Contain the epidemic by Dr Mohammad Manzoor Alam (July 02, 2015)

The epidemic called the Islamic State (IS) has quickly spread from Iraq and Syria to Yemen, Saudi Arabia, Kuwait and, according to some reports, Pakistan and Afghanistan. It is a dangerous trend that spells destabilisation and anarchy, cutting a large swath across the Islamic world.
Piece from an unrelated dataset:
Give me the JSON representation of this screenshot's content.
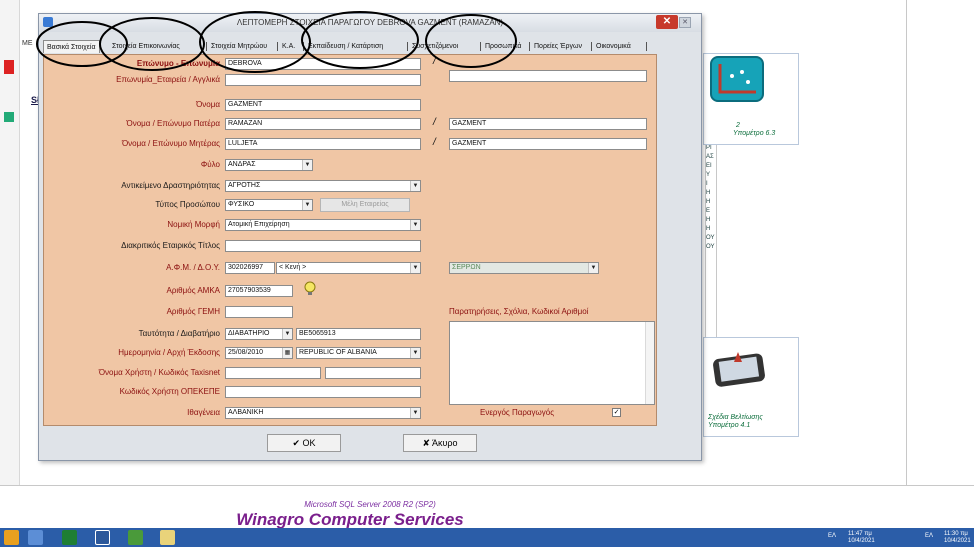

Like all epidemics break out in certain conditions of general lack of hygiene and other factors, phenomena like IS break out and quickly spread across borders in conditions of political uncertainty and social unrest. Lack of clarity on part of policy makers is also responsible for it, as is foreign dominance, war and social disarray.

The situation in the Muslim world is so dismal that anti-Muslim people ridicule individual Muslims in non-Muslim societies. They often ask, “How do you claim that Islam is a religion of peace while every day we see Muslims being killed by Muslims in a gruesome manner across the Muslim world?” Of course, we have no answer to such queries.

In the affected countries, even policy makers and strategic analysts do not have a clear idea of who are the IS, what is their source of funds, which countries are their friends, which their foes. There is virtually no understanding of the phenomenon, no roadmap to contain and eliminate the scourge.

The recent IS attacks on Yemen, Saudi Arabia and Kuwait are most bothersome. Particularly disturbing are attacks on Shia mosques in Kuwait and Saudi Arabia while the devout were in the middle of prayers. This is a highly dangerous trend that can provoke a civil war and divide a country irreversibly.

The attackers look at it as jihad and are misled to believe that killing others by killing themselves they become martyrs (shuhda). There is a need to educate the Muslim youth that suicide for any purpose is forbidden (haram) in Islam. Besides, a sectarian war is not jihad. Nor is attacking people in the middle of prayers an act of piety as a Saudi aalim said soon after the attack in Saudi Arabia. He rightly asked if attacking Christians while they are in prayer during a war is forbidden in Islam, how can attacking Shia Muslims in a mosque be acceptable.

Beyond fiqh, attacking peaceful citizens, whatever their religion, sect or sub-sect, is not permissible.

The attack in Kuwait is equally reprehensible. It is a well-integrated country, its social fabric as strong and resilient as in any advanced society. Its Shia population, variously estimated at 15-30 percent, is well-integrated with the rest, which is Sunni. Sowing seeds of discord in such a society is cruel, immoral and dangerous. The state stands by the victims and is determined to bring the culprits to the book. The same is true of the Saudi royalty. They are also not going to allow the criminals to get scot free. We stand by these governments and extend sympathy to the families of victims and survivors.

P.S.: At the time of writing this we learn of a similar IS attack in Egypt. The disease is spreading faster than we thought. That requires an urgent response to contain it.